Dunn: There would be a number of factors that would shape my thoughts on that question:
- Pricing does appear to be moving into a new normal range with 3-5% annual increases for the foreseeable future. That is a significant improvement over 2020-2022.
- On the level of competition, it's good to ask, "What are my greatest competitive threats doing? Are they inactive? Are they giving me an opening to use the "A" team members of the top healthcare designers and contractors and move before they do?"
- The amount of facility growth backlog they can stomach. During the pandemic many hospital companies greatly slowed the renovations, expansions and new construction, which created backlogs – are the backlogs going to start impacting me in patient and physician recruiting?
- Do I operate in a growth region where the top designers and contractors can move to mission-critical data centers and domestic manufacturing projects? Those sectors have been more active than healthcare in the last 36 months.
- Do I operate in behavioral health, cancer treatment or children's hospitals? If so, all three specialty hospitals are expected to see jumps in development in the next three years.
HFN: Please talk about the conference your firm held in Nashville.
Dunn: On May 18, we held our first conference and drew over 75 attendees. Our goal was to offer healthcare providers a chance to meet peer-to-peer and speak candidly about what they were seeing from their designers and contractors on their projects. There are several great and very effective trade groups available to architects and engineers and contractors in the U.S, but there are very few dedicated to the interests of owners and developers.
This is especially true in healthcare despite the fact that healthcare construction is a $40 billion market segment annually – trailing only power and manufacturing in the U.S. construction economy.
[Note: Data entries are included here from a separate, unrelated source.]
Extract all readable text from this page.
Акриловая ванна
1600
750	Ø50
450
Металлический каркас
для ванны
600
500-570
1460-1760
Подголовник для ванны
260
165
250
At EBG we wanted to fill that gap for our clients.
At the conference we had discussed in detail the most up-to-date material and labor cost assessments, modern points of emphasis from the Joint Commission, the 2022 Facility Guideline Institutes editions, and got the latest on prefabricated construction and AI from a Nashville area hospital company, as well as an excellent segment on constructing and operating energy-efficient hospitals from another publicly traded hospital company here in the Nashville region.
Another major takeaway focused on the need to ensure that providers were getting very good guidance on reimbursement in building their business cases for their facilities before and during early design phases. Assumptions made about a reimbursement – either through a private insurance or a CMS-based source – are too often ill-informed. When business cases involve issues like site selection, grandfathering status with CMS and the boundaries of campus expansion, there are many factors that can be disruptive to reimbursement.
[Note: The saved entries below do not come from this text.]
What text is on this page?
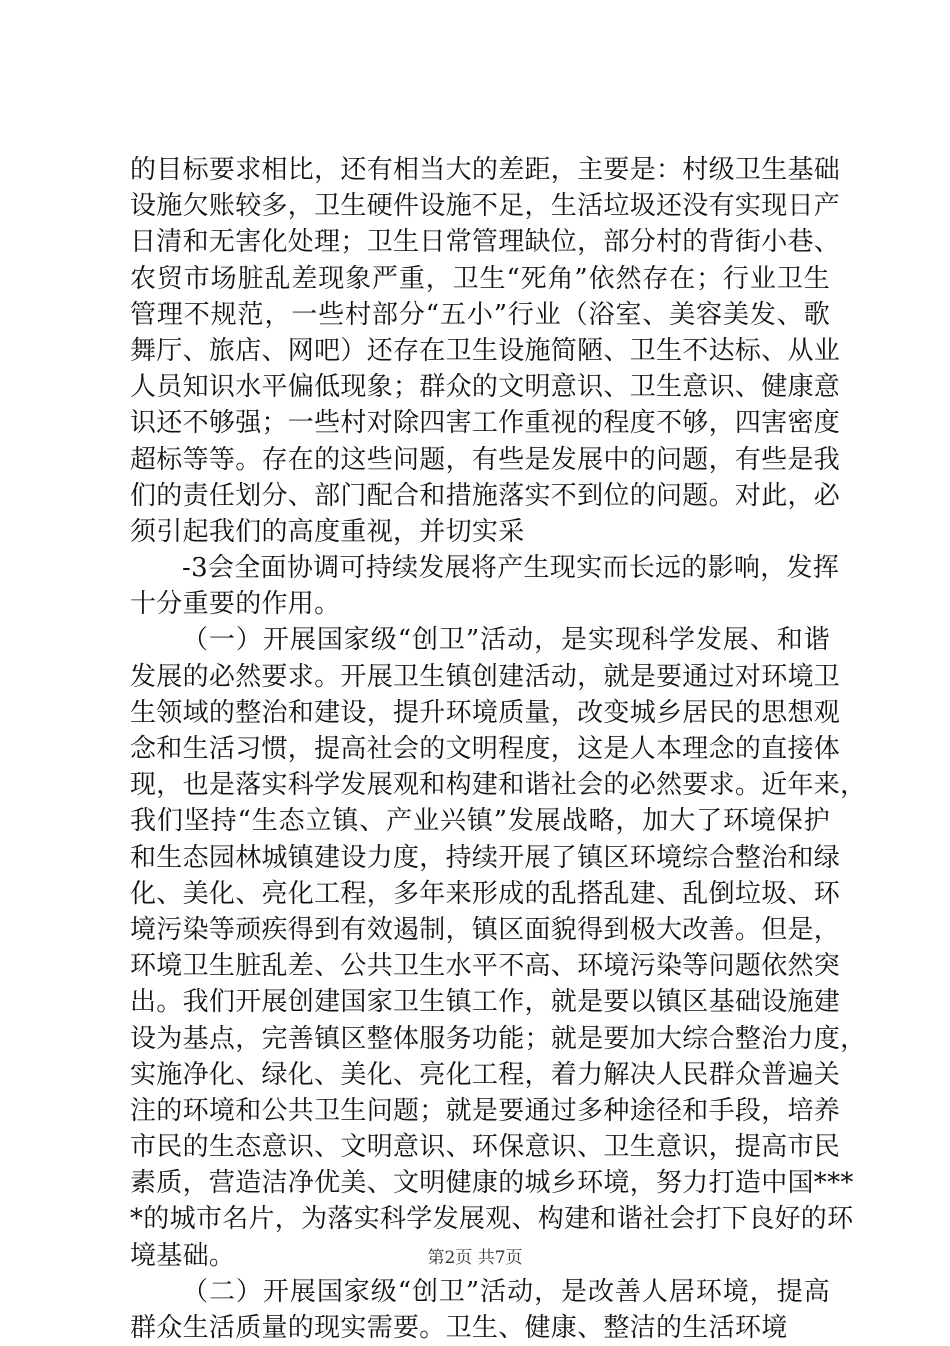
的目标要求相比，还有相当大的差距，主要是：村级卫生基础
设施欠账较多，卫生硬件设施不足，生活垃圾还没有实现日产
日清和无害化处理；卫生日常管理缺位，部分村的背街小巷、
农贸市场脏乱差现象严重，卫生“死角”依然存在；行业卫生
管理不规范，一些村部分“五小”行业（浴室、美容美发、歌
舞厅、旅店、网吧）还存在卫生设施简陋、卫生不达标、从业
人员知识水平偏低现象；群众的文明意识、卫生意识、健康意
识还不够强；一些村对除四害工作重视的程度不够，四害密度
超标等等。存在的这些问题，有些是发展中的问题，有些是我
们的责任划分、部门配合和措施落实不到位的问题。对此，必
须引起我们的高度重视，并切实采
-3会全面协调可持续发展将产生现实而长远的影响，发挥
十分重要的作用。
（一）开展国家级“创卫”活动，是实现科学发展、和谐
发展的必然要求。开展卫生镇创建活动，就是要通过对环境卫
生领域的整治和建设，提升环境质量，改变城乡居民的思想观
念和生活习惯，提高社会的文明程度，这是人本理念的直接体
现，也是落实科学发展观和构建和谐社会的必然要求。近年来，
我们坚持“生态立镇、产业兴镇”发展战略，加大了环境保护
和生态园林城镇建设力度，持续开展了镇区环境综合整治和绿
化、美化、亮化工程，多年来形成的乱搭乱建、乱倒垃圾、环
境污染等顽疾得到有效遏制，镇区面貌得到极大改善。但是，
环境卫生脏乱差、公共卫生水平不高、环境污染等问题依然突
出。我们开展创建国家卫生镇工作，就是要以镇区基础设施建
设为基点，完善镇区整体服务功能；就是要加大综合整治力度，
实施净化、绿化、美化、亮化工程，着力解决人民群众普遍关
注的环境和公共卫生问题；就是要通过多种途径和手段，培养
市民的生态意识、文明意识、环保意识、卫生意识，提高市民
素质，营造洁净优美、文明健康的城乡环境，努力打造中国***
*的城市名片，为落实科学发展观、构建和谐社会打下良好的环
境基础。
（二）开展国家级“创卫”活动，是改善人居环境，提高
群众生活质量的现实需要。卫生、健康、整洁的生活环境
第2页 共7页
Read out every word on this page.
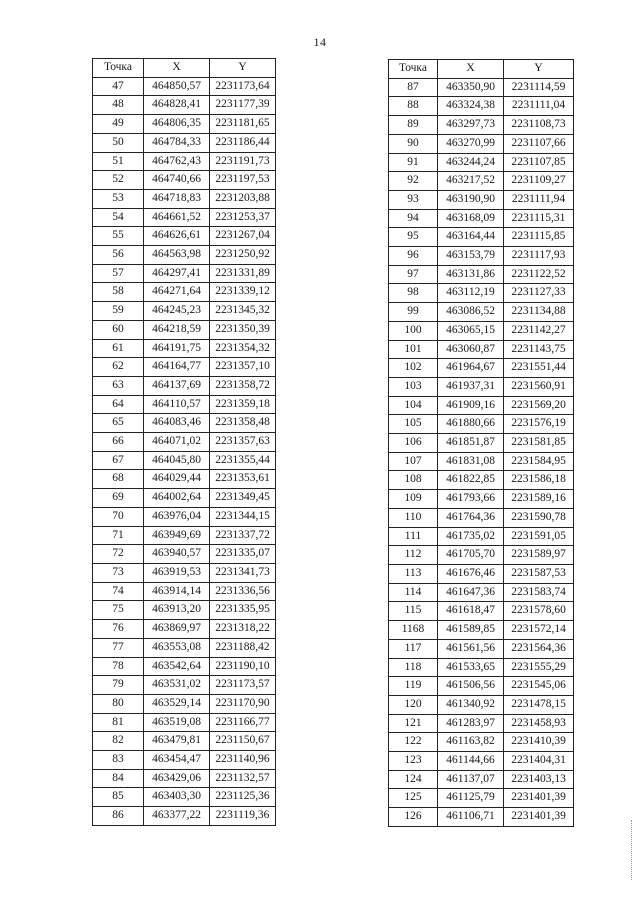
14
Точка	X	Y
47	464850,57	2231173,64
48	464828,41	2231177,39
49	464806,35	2231181,65
50	464784,33	2231186,44
51	464762,43	2231191,73
52	464740,66	2231197,53
53	464718,83	2231203,88
54	464661,52	2231253,37
55	464626,61	2231267,04
56	464563,98	2231250,92
57	464297,41	2231331,89
58	464271,64	2231339,12
59	464245,23	2231345,32
60	464218,59	2231350,39
61	464191,75	2231354,32
62	464164,77	2231357,10
63	464137,69	2231358,72
64	464110,57	2231359,18
65	464083,46	2231358,48
66	464071,02	2231357,63
67	464045,80	2231355,44
68	464029,44	2231353,61
69	464002,64	2231349,45
70	463976,04	2231344,15
71	463949,69	2231337,72
72	463940,57	2231335,07
73	463919,53	2231341,73
74	463914,14	2231336,56
75	463913,20	2231335,95
76	463869,97	2231318,22
77	463553,08	2231188,42
78	463542,64	2231190,10
79	463531,02	2231173,57
80	463529,14	2231170,90
81	463519,08	2231166,77
82	463479,81	2231150,67
83	463454,47	2231140,96
84	463429,06	2231132,57
85	463403,30	2231125,36
86	463377,22	2231119,36
Точка	X	Y
87	463350,90	2231114,59
88	463324,38	2231111,04
89	463297,73	2231108,73
90	463270,99	2231107,66
91	463244,24	2231107,85
92	463217,52	2231109,27
93	463190,90	2231111,94
94	463168,09	2231115,31
95	463164,44	2231115,85
96	463153,79	2231117,93
97	463131,86	2231122,52
98	463112,19	2231127,33
99	463086,52	2231134,88
100	463065,15	2231142,27
101	463060,87	2231143,75
102	461964,67	2231551,44
103	461937,31	2231560,91
104	461909,16	2231569,20
105	461880,66	2231576,19
106	461851,87	2231581,85
107	461831,08	2231584,95
108	461822,85	2231586,18
109	461793,66	2231589,16
110	461764,36	2231590,78
111	461735,02	2231591,05
112	461705,70	2231589,97
113	461676,46	2231587,53
114	461647,36	2231583,74
115	461618,47	2231578,60
1168	461589,85	2231572,14
117	461561,56	2231564,36
118	461533,65	2231555,29
119	461506,56	2231545,06
120	461340,92	2231478,15
121	461283,97	2231458,93
122	461163,82	2231410,39
123	461144,66	2231404,31
124	461137,07	2231403,13
125	461125,79	2231401,39
126	461106,71	2231401,39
Savvy providers are beginning to see this and are making sure they deliver greater input to their designers on the legalities of reimbursement – before the design process gets too advanced. That input comes best from healthcare regulatory lawyers working side-by-side with construction counsel.
HFN: Anything else you'd like to discuss?
Dunn: Healthcare construction in the U.S. attracts the best design and construction talent in the country. It is a $40 billion a year market. It can slow down at times – but it's like slowing down a train going downhill – you can only do so much to stop the momentum for a service that never takes a day off. Demographics and technology always push American healthcare development forward – even when there are headwinds like interest rates, inflation or supply chain problems. There is always a smarter, more savvy way to get projects built – the best projects always start with very good business cases, cases that have an informed view on reimbursement, projected budget and schedule. When you have the right talent in place, those things can all happen, and it will be pennies on the dollar in terms of outlay.